1)recognition (someone mentioned PCP's don't really care who their patients are been refered as long as they can get in fast) is this true for everyone? Would like to hear different peoples experiences in their "markets"
2)reinbursement: over the past say, 5 years, can someone give a figure how the change has bee? ie, percentage decrease per patient visit/procedure, etc. Has anyone has an actuall increase?? Obviously things can change dramatically in the coming years for everyone in medicine period, but if not...would like to have an idea of where the current trend is heading to...
3)Liability: anyone could disclose their area typical malpractice insurance rates? Can anyone coment in general about malpractice in the field, incidence, typical cases or procedures that triggers malpractice, typical complications, typical patient that initiates sues, etc.
4)Cost of running a typical Pain office
5)Quality of Life compared to Anesthesiology. If I like somenthing about my job is the time I get off. Of course, weekend and nigths off as a Pain doctor are ver atractive. But I wonder what is the true story in Pain Medicine as far as quality of life..

I think that is it for now, Thanks
 
Actually, it's not been a consistent theme and the ones with the most experience have NOT been saying the same thing. I THINK that Disciple and I have the most real life experience, but have very different opinions. Our opinions are based on our experiences in our own respective markets.

i don't know of any study evaluating the importance of having an ACGME fellowship, therefore, all we really have are opinions. Mine are based on my market and those of my friends. My opinions are no less valid than those of Disciple.

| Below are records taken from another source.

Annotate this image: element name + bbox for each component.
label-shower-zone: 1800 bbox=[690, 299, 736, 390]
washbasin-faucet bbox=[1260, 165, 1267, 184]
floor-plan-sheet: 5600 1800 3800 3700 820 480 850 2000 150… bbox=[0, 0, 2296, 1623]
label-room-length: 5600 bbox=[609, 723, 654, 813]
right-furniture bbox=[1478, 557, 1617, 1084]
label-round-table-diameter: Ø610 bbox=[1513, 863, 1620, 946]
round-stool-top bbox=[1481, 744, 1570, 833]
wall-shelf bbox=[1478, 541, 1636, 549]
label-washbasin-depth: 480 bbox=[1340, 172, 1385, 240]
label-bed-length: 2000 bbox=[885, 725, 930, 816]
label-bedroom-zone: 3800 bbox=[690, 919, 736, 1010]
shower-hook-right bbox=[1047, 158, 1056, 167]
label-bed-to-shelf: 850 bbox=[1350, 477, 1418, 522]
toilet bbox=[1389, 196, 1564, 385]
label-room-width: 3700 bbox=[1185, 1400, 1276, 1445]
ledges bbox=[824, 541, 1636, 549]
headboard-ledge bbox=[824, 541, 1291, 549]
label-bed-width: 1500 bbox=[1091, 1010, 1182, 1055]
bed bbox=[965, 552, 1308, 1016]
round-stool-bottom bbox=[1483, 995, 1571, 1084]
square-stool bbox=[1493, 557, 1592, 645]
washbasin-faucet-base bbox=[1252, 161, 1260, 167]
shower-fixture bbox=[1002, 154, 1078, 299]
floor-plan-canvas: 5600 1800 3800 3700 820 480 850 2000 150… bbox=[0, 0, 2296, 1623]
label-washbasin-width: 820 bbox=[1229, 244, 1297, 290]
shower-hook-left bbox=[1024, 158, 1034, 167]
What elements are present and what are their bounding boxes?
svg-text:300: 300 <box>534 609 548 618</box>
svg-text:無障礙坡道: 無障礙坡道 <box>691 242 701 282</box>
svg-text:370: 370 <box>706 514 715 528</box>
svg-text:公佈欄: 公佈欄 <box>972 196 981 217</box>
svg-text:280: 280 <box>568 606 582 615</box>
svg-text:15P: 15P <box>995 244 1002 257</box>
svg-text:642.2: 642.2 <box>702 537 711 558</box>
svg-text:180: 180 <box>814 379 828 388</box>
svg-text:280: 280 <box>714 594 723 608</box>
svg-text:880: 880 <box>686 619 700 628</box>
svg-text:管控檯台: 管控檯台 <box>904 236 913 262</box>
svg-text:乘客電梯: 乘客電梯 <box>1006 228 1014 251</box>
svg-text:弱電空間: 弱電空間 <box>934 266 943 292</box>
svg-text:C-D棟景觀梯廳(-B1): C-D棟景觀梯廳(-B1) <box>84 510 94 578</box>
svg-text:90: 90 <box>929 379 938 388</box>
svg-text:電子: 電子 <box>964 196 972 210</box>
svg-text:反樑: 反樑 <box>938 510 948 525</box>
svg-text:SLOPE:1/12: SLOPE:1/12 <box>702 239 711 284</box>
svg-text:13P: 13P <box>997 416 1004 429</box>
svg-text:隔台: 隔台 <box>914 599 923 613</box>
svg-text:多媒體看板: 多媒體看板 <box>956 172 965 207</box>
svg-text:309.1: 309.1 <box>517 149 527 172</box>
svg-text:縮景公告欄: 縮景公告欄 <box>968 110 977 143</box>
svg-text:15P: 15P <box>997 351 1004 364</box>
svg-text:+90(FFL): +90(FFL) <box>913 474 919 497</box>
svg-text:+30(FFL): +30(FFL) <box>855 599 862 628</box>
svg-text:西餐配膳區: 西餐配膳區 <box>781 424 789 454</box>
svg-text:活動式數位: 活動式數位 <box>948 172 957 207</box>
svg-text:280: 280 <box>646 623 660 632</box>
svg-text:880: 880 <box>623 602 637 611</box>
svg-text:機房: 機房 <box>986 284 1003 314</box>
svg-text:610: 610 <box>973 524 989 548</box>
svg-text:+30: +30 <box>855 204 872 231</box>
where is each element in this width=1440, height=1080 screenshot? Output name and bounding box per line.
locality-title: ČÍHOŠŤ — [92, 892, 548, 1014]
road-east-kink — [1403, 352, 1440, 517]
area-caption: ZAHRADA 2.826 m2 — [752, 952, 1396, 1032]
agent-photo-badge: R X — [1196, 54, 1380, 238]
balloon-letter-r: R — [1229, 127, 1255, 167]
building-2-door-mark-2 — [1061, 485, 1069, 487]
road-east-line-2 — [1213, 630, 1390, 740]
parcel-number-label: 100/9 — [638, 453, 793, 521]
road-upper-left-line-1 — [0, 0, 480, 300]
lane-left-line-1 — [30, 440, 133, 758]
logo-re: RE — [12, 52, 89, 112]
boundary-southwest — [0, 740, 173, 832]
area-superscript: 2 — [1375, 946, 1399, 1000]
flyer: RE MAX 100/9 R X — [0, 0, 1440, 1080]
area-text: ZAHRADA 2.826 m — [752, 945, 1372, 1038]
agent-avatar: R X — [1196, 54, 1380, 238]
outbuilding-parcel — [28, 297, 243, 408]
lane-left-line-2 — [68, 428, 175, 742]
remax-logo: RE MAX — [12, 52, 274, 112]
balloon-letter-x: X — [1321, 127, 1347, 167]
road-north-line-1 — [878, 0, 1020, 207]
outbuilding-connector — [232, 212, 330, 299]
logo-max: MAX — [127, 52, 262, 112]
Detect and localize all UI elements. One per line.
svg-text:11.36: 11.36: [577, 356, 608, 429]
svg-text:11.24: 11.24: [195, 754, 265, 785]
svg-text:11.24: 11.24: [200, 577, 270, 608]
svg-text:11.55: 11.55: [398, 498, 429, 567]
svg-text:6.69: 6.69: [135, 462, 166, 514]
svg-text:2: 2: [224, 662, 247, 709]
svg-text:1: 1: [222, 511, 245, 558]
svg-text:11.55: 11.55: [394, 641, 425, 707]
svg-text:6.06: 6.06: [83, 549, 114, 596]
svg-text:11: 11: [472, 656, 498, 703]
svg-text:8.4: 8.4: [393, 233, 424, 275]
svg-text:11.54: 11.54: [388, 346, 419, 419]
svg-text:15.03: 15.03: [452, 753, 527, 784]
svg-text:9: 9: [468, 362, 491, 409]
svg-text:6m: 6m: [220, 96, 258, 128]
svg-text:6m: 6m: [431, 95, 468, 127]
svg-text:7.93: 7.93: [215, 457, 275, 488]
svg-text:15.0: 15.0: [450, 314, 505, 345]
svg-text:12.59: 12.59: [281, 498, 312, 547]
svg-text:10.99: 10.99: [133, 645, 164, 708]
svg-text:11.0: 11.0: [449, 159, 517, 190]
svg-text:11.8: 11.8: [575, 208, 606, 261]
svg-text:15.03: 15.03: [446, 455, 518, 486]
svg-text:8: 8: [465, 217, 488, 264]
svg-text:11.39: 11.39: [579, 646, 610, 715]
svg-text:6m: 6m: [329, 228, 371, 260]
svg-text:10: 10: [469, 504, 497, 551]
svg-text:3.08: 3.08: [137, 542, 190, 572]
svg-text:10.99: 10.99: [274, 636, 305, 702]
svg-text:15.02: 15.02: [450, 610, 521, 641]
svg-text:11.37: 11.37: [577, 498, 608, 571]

You're right...your posts were different.
 
Hello all, would like someone in this forum for an opinion..
I have been practicing anesthesiology in private for 3 years now. Not satisfied overall with career choice. Feel Pain Medicine will close the gap between what I do now (the impersonal, unrecognized OR production line) and what I think would have been a better choice for me in the first place (an interventional medical specialty ie GI, cardio, etc)
I consider myself very good with procedures and feel it can't hurt in a field like interventional pain medicine so I am all for it. Decision is already made...
The questions are regarding the future of the specialty:

1)recognition (someone mentioned PCP's don't really care who their patients are been refered as long as they can get in fast) is this true for everyone? Would like to hear different peoples experiences in their "markets"
2)reinbursement: over the past say, 5 years, can someone give a figure how the change has bee? ie, percentage decrease per patient visit/procedure, etc. Has anyone has an actuall increase?? Obviously things can change dramatically in the coming years for everyone in medicine period, but if not...would like to have an idea of where the current trend is heading to...
3)Liability: anyone could disclose their area typical malpractice insurance rates? Can anyone coment in general about malpractice in the field, incidence, typical cases or procedures that triggers malpractice, typical complications, typical patient that initiates sues, etc.
4)Cost of running a typical Pain office
5)Quality of Life compared to Anesthesiology. If I like somenthing about my job is the time I get off. Of course, weekend and nigths off as a Pain doctor are ver atractive. But I wonder what is the true story in Pain Medicine as far as quality of life..

I think that is it for now, Thanks

Sure - glad to give you an answer - puff, puff, pass......
 
Thanks for the discouragement words, you are not the first.
I have the feeling the insecure people in the field, probably a minority, just want to discourage the rest of us from their precious little market with your kind of response...when nothing positve to say better stay quiet right?

First of all I would like to apologize if I made you feel bad...
Join the private forum and there are a lot of experienced pain medicine physicians (way better than me) to answer some of your question.
You asked a lot of questions and seems that you didn't do your own research before...
Your last post shows anger (thank you Dr. Phil :laugh:) - chill down dude!
Pain medicine is a cool field with cool doctors.